We end Morning Time by blowing out the candle (today was John’s turn) and singing “The Doxology.” Normally there is a flurry of tidying the table, pulling out books, and stalling as our table work begins. They plead and we actually begin the day by listening to our audiobook of Adam of the Road for a literature class. It buys them some extra drawing time.
I sneak away and finally get in the quiet time I missed that morning. I spend a few minutes reading Scripture and my current book (an advance copy of The Read-Aloud Family — good stuff).
Next is table work
This is the time of day when each of the kids is working on more independent subjects. I try to finish with the 8-year-old first. My logistical secret is to get him done and off playing so I can focus on the other two. It works some days better than others.
Today goes pretty well. He does Math-U-See, All About Reading, All About Spelling, Song School Latin, and steel drum practice. I am at-elbow or directly involved with many of his subjects. When he wants to, he can be done and gone in a little over an hour.
While we are working, the other two kids are at the table doing their independent studies. My 10-year-old does Math-U-See, All About Spelling, All About Reading, and handwriting. My oldest does Math-U-See, Phonetic Zoo, piano practice, A Sentence a Day, and handwriting. Together they do IEW, Famous Men of the Middle Ages, literature, and science for co-op.
So table time is a dance between working with the kid who needs me to teach a lesson and simply being there and available as they work independently. I make it a point to stay engaged during school time and not wander farther than the laundry room or a quick trip to load the dishwasher.
Late in the morning, Olivia heads off to the kitchen to make a lunch of quesadillas and applesauce. I love having someone else who can do that while I finish up the day with her brother. The kids eat while I read science to them.
Play and work
Finally, we are done around 1 p.m. Normally we would head off on Thursday afternoon for a playdate at my friend Jessica’s house. I enjoy that time to unwind and chat with a fellow homeschool mom. Since Jessica lives on a quiet cul-de-sac the kids have free reign of the neighborhood to ride bikes and play. Today Matt takes the kids and drops them off without me since I am under a deadline for work.
I spend the afternoon working on book launch tasks for Better Together, my new book about Morning Time, and I prep for my weekly Instagram and Facebook Live videos. Meanwhile, Matt gets the kids from their playdate and runs them to dance and Ninja Gymnastics.
Fortunately for me, I remembered to thaw an extra pasta and cheese casserole I made a couple of weeks ago as part of my proactive homeschooling plan. I put it in the oven about 5 p.m. All I have to do is throw a salad together about 6 p.m. and dinner is done.
The evening is dinner, baths, bedtime routines, and then some TV with Olivia. She and I are binge-watching Once Upon a Time on Netflix. I am glad — that’s all I have the energy for.

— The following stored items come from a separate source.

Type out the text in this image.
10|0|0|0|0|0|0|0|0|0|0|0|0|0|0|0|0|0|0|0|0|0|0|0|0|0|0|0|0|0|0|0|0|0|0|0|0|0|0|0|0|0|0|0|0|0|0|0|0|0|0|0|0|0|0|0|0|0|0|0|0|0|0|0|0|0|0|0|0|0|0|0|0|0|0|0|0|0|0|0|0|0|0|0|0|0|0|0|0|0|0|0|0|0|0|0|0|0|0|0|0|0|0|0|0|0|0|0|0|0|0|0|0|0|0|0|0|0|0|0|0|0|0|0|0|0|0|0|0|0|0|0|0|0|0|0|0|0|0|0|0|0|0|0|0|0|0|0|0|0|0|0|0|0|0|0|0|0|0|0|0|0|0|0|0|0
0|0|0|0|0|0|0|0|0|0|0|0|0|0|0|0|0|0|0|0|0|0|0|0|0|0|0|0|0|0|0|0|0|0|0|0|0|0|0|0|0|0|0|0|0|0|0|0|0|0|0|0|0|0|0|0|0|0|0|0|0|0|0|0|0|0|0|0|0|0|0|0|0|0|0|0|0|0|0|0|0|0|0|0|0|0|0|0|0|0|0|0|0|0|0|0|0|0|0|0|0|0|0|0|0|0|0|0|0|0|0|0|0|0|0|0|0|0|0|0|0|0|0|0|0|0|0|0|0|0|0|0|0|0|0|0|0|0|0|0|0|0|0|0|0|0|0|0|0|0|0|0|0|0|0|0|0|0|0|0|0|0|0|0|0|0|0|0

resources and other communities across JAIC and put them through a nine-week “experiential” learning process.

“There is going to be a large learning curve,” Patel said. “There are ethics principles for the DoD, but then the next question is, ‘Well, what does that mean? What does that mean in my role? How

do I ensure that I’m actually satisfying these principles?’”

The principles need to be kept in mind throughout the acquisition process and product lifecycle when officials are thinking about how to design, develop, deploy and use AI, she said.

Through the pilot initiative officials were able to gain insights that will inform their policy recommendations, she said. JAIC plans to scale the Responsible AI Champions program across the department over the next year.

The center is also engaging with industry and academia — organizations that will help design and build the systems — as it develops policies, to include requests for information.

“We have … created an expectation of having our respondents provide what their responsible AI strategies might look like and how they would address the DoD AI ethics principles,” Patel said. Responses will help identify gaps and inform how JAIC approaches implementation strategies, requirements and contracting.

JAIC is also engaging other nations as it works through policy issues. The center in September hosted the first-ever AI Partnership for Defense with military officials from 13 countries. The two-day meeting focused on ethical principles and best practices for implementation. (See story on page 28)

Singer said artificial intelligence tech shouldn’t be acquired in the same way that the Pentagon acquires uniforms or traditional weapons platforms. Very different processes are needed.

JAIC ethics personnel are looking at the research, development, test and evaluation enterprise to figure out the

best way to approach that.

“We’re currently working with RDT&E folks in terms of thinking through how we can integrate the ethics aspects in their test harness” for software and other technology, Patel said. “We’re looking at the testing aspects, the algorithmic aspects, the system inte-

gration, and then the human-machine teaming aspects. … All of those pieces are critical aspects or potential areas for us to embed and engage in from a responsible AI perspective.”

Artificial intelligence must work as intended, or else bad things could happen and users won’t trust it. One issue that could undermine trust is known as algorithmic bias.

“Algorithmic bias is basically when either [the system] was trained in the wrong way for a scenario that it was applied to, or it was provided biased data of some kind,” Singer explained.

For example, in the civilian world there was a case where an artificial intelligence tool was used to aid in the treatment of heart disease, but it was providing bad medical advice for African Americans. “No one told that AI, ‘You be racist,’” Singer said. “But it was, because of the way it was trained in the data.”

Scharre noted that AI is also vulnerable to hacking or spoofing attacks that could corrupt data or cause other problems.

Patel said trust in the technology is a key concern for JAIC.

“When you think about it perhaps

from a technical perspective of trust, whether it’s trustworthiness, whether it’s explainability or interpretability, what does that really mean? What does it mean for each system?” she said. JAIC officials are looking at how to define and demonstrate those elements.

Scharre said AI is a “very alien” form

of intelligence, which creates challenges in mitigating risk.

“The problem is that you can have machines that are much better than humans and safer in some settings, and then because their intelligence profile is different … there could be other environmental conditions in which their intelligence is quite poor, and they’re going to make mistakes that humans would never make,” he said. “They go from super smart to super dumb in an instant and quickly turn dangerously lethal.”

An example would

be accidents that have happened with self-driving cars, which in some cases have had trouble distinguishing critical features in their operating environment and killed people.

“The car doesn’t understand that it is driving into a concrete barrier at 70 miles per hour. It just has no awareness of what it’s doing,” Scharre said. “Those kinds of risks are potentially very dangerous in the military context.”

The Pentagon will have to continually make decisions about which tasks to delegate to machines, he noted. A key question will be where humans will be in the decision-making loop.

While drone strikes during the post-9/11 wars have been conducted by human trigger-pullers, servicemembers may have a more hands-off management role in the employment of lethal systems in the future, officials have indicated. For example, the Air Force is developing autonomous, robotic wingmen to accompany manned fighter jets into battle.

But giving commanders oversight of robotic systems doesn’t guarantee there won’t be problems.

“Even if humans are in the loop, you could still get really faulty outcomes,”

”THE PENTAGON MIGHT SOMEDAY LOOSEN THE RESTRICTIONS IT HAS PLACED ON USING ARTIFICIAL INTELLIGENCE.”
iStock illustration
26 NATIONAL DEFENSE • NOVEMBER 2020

The great thing about homeschooling is that every day is different. Jessica has already texted me asking if we would spend tomorrow morning at our local nature park. (Temps in the 60s with sunny skies? Ummm, yes, math can wait.) Tomorrow afternoon is our bi-weekly family cleaning session. Different days keep it all fresh.
The rewards of homeschooling are getting to spend your days as a family, experiencing the moments when wonder and learning collide. I wouldn’t trade that for anything.